Gerald Költringer: Die Politik muss endlich wachgerüttelt werden und akzeptieren, dass die momentane Lösung für alle Betroffenen völlig unzureichend ist. Wir wollen keine Trennung zwischen Rauchern und Nichtrauchern – und dass dadurch die beiden Gruppen gegeneinander aufgehetzt werden. Aber leider haben wir es mit einer großkoalitionären Lösung zu tun, mit der wieder nur das jeweilige Klientel befriedigt und beschützt wird. Dieses missglückte Gesetz gehört endlich abgeschafft. Seit Jahren wird an mangelhaften Kompromisslösungen herumdiskutiert.

derStandard.at: Wie soll ein neues Gesetz aussehen?

Költringer: Wie in den meisten OSZE-Staaten gehört ein komplettes Verbot in öffentlichen Einrichtungen und Lokalen her. Österreich soll endlich einer weltweiten Tendenz folgen, denn irgendwann wird das sowieso Realität sein – ob in 12 Monaten oder 20 Jahren. Selbst in der Türkei wurde das Verbot von einem Tag auf den anderen umgesetzt und hat jetzt 92 Prozent Zustimmung in der Bevölkerung. In Österreich aber haben wir einen Zustand, der sonst nur in Entwicklungsländern herrscht.

derStandard.at: Haben wir keine dringenderen Probleme als ein Rauchverbot?

Költringer: Natürlich gibt es Wichtigeres. Aber die momentane Lösung ist ein Spiegelbild der gesamtösterreichischen Polit-Realität. Man hat einfach keinen Mut für nachhaltige Entscheidungen. Es wird einfach immer wieder aufgeschoben, genauso wie bei den längst fälligen Reformen in der Verwaltung oder der Bildung.

derStandard.at: Dennoch erhitzt das Thema die Gemüter. In den Foren von derStandard.at ist eine regelrechte Hasskultur zwischen Befürwortern und Gegnern zu beobachten. Warum sind die Fronten so verhärtet?

Költringer: Ich habe selbst 20 Jahre geraucht und bin immer noch Gelegenheitsraucher. Ich will auch niemanden zum Aufhören zwingen oder bekehren. Mit geht es darum, dass die Diskussion durch ein ordentliches Gesetz mehr in Richtung Rücksicht gegenüber Nichtrauchern gedreht wird.
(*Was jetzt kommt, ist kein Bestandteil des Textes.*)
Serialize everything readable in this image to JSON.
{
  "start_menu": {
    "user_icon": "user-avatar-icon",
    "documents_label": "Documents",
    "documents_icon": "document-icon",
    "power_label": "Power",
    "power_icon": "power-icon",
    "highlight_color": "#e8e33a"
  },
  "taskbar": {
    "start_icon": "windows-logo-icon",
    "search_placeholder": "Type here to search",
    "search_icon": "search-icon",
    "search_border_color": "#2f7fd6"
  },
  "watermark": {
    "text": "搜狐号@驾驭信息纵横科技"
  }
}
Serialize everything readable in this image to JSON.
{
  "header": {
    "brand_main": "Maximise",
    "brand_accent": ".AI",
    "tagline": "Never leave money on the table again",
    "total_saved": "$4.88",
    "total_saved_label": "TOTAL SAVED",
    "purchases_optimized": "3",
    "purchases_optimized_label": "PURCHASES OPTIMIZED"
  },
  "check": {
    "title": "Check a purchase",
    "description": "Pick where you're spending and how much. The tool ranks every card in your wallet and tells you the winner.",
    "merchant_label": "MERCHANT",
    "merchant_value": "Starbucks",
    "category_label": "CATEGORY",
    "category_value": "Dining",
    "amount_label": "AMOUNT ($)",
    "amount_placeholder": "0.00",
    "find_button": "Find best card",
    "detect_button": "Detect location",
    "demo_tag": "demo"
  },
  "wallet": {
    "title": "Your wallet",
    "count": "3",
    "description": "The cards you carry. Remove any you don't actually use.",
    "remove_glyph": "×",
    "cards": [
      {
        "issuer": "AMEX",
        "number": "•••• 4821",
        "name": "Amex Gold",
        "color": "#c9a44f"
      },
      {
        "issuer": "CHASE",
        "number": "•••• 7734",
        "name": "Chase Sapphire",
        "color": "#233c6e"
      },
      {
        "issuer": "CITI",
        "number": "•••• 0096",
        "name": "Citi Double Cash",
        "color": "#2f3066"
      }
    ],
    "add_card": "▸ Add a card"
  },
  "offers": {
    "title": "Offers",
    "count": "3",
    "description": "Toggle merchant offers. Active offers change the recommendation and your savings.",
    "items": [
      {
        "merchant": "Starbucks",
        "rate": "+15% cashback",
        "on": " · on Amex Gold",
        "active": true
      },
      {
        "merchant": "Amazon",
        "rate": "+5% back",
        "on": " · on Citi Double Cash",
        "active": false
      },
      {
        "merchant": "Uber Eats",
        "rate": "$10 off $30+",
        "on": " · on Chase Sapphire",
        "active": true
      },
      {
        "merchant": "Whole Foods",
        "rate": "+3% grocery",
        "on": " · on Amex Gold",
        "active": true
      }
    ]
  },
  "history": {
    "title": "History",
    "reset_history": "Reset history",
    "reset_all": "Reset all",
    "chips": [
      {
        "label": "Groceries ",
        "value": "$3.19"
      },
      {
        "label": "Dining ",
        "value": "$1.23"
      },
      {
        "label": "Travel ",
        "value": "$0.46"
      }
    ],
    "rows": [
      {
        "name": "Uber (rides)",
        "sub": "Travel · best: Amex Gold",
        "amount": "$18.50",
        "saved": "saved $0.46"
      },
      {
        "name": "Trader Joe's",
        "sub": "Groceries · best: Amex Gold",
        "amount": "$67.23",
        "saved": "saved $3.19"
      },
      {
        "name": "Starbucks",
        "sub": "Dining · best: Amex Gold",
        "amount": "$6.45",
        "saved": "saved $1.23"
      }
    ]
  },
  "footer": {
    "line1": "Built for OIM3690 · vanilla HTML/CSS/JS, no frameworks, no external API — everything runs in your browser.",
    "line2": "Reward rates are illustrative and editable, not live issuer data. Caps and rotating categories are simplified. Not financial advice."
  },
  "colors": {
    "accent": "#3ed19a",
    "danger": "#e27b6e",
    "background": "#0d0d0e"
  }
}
Es geht mir um soziales Zusammenleben und eine Lösung, von der auch die nächsten Generationen profitieren.

derStandard.at: Aus manchen intellektuellen, philosophischen und künstlerischen Kreisen kommt der Vorwurf, dass ein Komplettverbot für Genussfeindlichkeit und Einschränkung der persönlichen Freiheit stehe.

Költringer: Ich betrachte mich politisch auch als eher linksstehend, nur kommen gerade aus diesem Eck oft Anfeindungen im Sinne von "Nichtraucher-Nazis". Da wird dann von einem Verbotsstaat und von Rauchen als Kulturgut gesprochen. Für mich wirkt das wie das letzte Aufgebot vermeintlicher Freidenker, die einfach nicht akzeptieren wollen, dass sich die Welt in den letzten Jahrzehnten grundlegend geändert hat – und das nicht nur negativ. Aber natürlich ist es verständlich, dass Menschen denen diese Veränderungen persönlich nichts Positives brachten, eher rückwärtsgewandt denken und an ihren liebgewonnen Verhaltensweisen besonders stark festhalten. Dabei finde ich das fast schon reaktionär, wenn linksorientierte Menschen plötzlich US-Tabakgroßkonzerne verteidigen.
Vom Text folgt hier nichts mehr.